Hello everyone. I thought that anyone about to embarke their chemo journey with the above drug should know the up to date info. This has happend to me and others. It is possible that Taxotere can leave you permantley bald. It doesnt happen to many, thankfully, but if it can happen to me and others then...... I have written about my story and will shortly add the letter i have recieved from Sanofi Aventis admitting that it can happen. If you would like more info please read my blog. I only started it yesterday so in the early stages. http://taxoterehairloss.blogspot.com/ I hope we are allowed relevent links onto our pages admin? Thank you for reading my thread.
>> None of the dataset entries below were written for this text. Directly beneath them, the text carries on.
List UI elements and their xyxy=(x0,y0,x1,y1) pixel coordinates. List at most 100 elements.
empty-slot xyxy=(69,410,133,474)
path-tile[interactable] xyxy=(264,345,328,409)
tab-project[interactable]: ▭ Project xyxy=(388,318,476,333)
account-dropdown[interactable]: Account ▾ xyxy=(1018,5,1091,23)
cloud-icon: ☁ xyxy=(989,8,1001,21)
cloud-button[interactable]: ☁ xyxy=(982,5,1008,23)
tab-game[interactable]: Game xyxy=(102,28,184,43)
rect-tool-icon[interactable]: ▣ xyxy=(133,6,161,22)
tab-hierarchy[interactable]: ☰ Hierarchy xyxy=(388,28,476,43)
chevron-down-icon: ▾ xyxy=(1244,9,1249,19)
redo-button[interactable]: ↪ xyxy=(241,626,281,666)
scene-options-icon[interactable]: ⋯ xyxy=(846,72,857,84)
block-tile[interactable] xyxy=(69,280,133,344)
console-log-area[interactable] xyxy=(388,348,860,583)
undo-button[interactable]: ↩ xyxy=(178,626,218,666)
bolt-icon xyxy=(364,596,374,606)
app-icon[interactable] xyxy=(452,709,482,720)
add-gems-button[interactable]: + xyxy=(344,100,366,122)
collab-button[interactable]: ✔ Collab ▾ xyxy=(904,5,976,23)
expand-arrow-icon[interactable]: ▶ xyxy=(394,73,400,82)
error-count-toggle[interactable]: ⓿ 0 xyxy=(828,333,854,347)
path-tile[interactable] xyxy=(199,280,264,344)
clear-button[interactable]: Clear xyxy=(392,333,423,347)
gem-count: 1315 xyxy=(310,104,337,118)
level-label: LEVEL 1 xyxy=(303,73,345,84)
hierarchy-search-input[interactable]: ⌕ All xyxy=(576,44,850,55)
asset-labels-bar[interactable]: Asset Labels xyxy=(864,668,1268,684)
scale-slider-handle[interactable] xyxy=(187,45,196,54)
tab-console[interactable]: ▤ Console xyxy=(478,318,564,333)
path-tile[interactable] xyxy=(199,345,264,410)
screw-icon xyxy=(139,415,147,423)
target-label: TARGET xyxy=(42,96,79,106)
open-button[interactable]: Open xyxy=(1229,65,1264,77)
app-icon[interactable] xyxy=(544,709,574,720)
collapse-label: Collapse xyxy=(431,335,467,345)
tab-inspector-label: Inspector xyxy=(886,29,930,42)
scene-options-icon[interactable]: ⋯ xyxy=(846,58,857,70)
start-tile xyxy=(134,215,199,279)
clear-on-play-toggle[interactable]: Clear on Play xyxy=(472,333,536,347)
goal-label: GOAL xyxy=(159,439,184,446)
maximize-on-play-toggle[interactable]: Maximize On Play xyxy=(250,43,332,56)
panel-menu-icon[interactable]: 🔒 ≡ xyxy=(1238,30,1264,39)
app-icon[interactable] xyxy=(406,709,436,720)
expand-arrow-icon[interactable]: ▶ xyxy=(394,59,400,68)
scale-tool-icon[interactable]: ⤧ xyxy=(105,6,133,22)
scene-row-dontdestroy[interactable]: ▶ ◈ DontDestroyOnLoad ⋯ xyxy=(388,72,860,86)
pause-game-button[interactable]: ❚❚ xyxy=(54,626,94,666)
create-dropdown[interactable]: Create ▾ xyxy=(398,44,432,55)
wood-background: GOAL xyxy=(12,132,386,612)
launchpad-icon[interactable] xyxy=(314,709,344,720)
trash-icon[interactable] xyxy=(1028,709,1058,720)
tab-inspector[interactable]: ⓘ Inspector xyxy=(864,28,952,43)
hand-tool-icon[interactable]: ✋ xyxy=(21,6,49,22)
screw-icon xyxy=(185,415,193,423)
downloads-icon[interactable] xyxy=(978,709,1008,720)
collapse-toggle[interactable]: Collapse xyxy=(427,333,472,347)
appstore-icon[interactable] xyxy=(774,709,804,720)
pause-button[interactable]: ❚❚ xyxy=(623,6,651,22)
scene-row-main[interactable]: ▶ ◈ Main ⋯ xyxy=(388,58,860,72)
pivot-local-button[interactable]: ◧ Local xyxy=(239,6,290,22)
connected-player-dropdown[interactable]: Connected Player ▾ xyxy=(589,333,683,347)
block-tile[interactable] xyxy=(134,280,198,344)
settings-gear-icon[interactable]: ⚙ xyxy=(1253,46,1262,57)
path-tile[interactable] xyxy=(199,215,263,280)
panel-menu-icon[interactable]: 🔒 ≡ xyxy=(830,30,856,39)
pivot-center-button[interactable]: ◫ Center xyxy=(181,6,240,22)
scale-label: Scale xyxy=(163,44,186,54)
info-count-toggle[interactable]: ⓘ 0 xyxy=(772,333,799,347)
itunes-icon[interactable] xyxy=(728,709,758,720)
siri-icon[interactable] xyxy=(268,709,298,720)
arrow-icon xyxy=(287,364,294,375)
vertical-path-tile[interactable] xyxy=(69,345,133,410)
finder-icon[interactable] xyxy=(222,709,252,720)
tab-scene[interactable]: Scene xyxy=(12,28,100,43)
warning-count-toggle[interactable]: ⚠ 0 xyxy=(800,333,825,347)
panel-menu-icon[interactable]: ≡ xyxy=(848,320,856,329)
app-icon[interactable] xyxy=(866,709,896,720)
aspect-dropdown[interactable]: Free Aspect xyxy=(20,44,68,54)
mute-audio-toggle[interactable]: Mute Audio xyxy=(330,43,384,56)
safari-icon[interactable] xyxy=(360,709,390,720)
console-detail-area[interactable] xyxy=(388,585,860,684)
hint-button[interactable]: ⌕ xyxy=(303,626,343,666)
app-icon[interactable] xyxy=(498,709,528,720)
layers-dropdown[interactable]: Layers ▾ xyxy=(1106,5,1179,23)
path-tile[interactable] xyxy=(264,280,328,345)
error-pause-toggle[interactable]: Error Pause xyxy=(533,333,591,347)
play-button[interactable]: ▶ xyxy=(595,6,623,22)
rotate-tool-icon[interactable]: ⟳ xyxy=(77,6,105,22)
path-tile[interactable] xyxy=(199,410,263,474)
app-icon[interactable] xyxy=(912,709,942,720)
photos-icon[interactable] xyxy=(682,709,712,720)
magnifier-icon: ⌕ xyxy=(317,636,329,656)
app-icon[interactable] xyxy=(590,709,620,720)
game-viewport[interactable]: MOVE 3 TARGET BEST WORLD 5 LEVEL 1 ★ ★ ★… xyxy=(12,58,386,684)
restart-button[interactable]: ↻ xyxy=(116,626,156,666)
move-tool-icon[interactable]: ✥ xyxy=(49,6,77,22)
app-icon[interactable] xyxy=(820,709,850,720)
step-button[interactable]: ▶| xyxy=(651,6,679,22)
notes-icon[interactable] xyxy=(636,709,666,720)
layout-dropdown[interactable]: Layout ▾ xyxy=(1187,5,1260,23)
hay there i am twenty seven years old and was diagnoised with colo-rectal cancer last september, it was compleatly out of the blue, there was no symptoms or discomfort and was lucky that it was picked up by colonoscopy. To say the least its been a crazy few months, chimo and radio and an opp in janurary. the only way i can discribe how i feel is that i feel confused, everything is new, i am doing good, living day to day, healing surely but SLOWLY, and realising that it can always be worse, its just .... well confusing just wondering if there was anyone else who is just bemused by the whole thing. wishing everyone here all the very very best, andi

Hello! I've been lurking on this site for a little while now and have read a lot of your incredible stories and battles. What brave women you all are. This month has been a bit crazy, as I'm in the middle of a few different doctor assessments. One is for heart related problems I've been having, and the other is for a lump I found in my left breast about a month and a half ago. I gotta say, the heart thing hasn't been all that scary, but the lump issue has been my undoing. I'm 31 and a mother of two young children. I came across the hard lump myself about a month and half ago, but waited to see if it changed with my cycle. It didn't. So I casually mentioned it to the GP while I was having my 3 year cervical check done. They ordered blood tests for me (because of issues I'm having with my periods) and a referral for me to the Breast Clinic in Beaumont. I got the appointment today - but it's not until the 1st of March!! For the past week, I've had a lot of internal emotional highs and lows (one minute I've got myself dead and buried....the next minute "I'll be grand!") I've avoided telling anyone except my very nearest family so as not to make a big deal of it. But inside I feel a bit panicked. And I'm wondering how I'm gonna be able to push it out of my mind for another 5 weeks!! Did any of you have to wait that long? How did you manage to not go mad with the waiting game? Whatever the results are, I can deal with them. It's the not knowing that's driving me crazy!

I'm only home went to Blackrock with my friend. Well..... Jane is not happy with the margins and wants to go back in Monday week to take out another bit. I was disappointed but once I didn't have to have more chemo I didn't mind that much. I'm a bit confused and my husband was giving out and saying 'why did they not take it all when they were in there' . He didn't ask when we were in there though!!! She said there were small tumours left but still when I asked her would I be cancer free when she takes out the rest if the margin she said 'oh yes but technically I think you're cancer free now and we are taking the extra bit just to be sure it doesn't come back' still she mentioned tumours. I'm confused. I've left a message for the cancer nurse to ring me to ask her.